Na kolejarza, lekarza, urzędnika, a może księdza?

Na kogo najczęściej narzekamy?Źródło: thinkstock
d270hl2
d270hl2

Przedstawiciele jakich zawodów, według Polaków, dopuszczają się najczęściej nieprawidłowości, są nieprzyjemni i fatalnie wykonują obowiązki, za które przecież otrzymują wynagrodzenie? O to wszystko zapytaliśmy osoby w jednej z warszawskich galerii handlowych. Okazało się, że nasi rozmówcy najczęściej wskazywali lekarzy – wielu przytaczało niepochlebne przykłady z własnego doświadczenia. Najczęściej narzekamy też na kolejarzy i kierowców autobusów miejskich. Oto jak odpowiadali pytani przez nas.

"Lekarz nakrzyczał na starszą osobę"

Paweł, ma 28 lat: Generalnie służba zdrowia, lekarze i pielęgniarki, szczególnie na wsiach i w małych miasteczek. Pochodzę z niedużej miejscowości na Pomorzu i jestem zdruzgotany tym jak lekarz zachował się wobec mojej babci. Babcia ma 83 lata, nie słyszy, pytała kilka razy o leki, które jej zapisał lekarz oraz o przebieg terapii (babcia ma zaawansowany reumatyzm, ledwo chodzi). Lekarz najpierw nakrzyczał na nią, że się nie zarejestrowała i nie mam jej w komputerze. Potem powiedział jej, że jeśli nie może się dogadać z ludźmi, to powinna siedzieć w domu, bo on – lekarz nie ma czasu na „tłumaczenie głuchym babom”. Babcia płakała po powrocie do domu. Tacy ludzie jak ten lekarz nie powinni nigdy pracować w służbie zdrowia.
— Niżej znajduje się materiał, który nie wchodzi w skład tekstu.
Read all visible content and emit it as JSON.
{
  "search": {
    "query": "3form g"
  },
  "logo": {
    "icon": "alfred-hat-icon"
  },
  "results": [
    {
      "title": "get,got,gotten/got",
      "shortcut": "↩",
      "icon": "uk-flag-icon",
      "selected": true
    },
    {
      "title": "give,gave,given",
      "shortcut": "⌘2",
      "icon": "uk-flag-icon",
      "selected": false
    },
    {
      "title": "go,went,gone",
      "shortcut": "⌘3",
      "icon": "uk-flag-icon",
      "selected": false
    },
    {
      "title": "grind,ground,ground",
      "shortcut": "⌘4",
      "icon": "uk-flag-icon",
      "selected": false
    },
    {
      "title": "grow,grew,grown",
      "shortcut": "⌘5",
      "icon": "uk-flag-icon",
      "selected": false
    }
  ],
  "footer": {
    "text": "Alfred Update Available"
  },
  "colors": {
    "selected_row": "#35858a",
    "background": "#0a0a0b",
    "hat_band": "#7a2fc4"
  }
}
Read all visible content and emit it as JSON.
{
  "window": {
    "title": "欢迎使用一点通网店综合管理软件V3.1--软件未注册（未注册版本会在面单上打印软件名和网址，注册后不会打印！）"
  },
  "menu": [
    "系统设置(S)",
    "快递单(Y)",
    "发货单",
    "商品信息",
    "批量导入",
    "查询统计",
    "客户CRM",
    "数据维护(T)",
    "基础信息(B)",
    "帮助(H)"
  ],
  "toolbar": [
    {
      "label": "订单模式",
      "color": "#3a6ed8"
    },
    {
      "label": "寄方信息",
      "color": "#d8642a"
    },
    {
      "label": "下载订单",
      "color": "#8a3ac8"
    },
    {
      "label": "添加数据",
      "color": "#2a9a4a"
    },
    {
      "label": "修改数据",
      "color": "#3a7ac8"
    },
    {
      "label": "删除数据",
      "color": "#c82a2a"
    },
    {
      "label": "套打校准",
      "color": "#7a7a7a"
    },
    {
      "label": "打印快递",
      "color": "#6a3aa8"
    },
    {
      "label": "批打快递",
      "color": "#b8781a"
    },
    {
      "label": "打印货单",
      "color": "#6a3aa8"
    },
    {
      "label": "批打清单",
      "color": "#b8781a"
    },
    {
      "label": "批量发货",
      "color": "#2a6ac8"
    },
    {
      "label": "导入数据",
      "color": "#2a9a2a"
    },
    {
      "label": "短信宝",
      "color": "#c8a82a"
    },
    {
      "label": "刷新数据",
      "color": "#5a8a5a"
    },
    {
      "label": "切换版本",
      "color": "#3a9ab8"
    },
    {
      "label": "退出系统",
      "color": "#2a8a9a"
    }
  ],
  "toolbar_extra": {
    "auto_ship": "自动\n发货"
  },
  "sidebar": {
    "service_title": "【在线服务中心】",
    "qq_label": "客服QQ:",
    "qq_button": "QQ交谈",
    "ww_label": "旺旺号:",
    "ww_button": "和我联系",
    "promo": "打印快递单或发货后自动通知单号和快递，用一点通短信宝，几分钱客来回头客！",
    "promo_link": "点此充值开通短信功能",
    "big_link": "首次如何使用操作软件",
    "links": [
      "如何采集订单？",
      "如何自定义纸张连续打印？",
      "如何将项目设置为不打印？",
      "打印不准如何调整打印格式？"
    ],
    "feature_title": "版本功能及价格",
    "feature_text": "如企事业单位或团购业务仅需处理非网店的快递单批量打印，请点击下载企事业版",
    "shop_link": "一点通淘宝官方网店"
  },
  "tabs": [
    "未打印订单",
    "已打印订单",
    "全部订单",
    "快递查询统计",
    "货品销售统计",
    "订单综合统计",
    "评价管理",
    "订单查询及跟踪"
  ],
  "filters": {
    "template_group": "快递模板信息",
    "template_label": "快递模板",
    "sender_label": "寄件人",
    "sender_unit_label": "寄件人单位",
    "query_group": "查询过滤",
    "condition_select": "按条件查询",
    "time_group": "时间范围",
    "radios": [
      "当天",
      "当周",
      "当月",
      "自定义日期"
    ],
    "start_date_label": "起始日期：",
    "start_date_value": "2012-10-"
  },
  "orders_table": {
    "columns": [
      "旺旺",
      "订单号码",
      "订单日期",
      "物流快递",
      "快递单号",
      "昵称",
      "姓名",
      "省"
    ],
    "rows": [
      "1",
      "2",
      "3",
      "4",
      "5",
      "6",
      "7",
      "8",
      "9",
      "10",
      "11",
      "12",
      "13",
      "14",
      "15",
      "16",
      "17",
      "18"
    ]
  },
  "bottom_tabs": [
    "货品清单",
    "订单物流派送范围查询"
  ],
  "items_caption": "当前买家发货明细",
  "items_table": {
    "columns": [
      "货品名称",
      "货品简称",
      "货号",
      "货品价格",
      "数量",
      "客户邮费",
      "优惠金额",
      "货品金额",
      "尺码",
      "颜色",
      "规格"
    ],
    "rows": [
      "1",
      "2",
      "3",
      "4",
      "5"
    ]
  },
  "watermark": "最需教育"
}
"Konduktor wlepił mi bezprawnie mandat"

Andrzej, ma 19 lat: Na pierwszy miejscu wskazałbym kolejarzy i kierowców autobusów miejskich – akurat mam z nimi do czynienia. Na niektórych stacjach zlikwidowano kasy i trzeba kupować bilety w pociągu. Jeżdżę pociągiem do szkoły z podwarszawskiej miejscowości. Któregoś razu konduktor nie chciał mi sprzedać biletu, bo powiedział, że nie ma drobnych, a potem gdy sprawdzał bilet wlepił mi mandat. Dobrze, że inni pasażerowie stanęli w mojej obronie i mandat udało się wycofać. Innego razu konduktor sprzedał bilet, ale powiedział, że nie ma drobnych i mi nie odda pieniędzy. Bilet kosztował 8, 50 zł, a ja zapłaciłem za niego 20 zł. Miałem też kłopoty z kierowcami w autobusach, są aroganccy, wredni, źle odnoszą się do pasażerów. Jeden z nich nakrzyczał, że przeze mnie nie mógł zamknąć drzwi. Był tłok, nie wiedziałem o problemach z drzwiami.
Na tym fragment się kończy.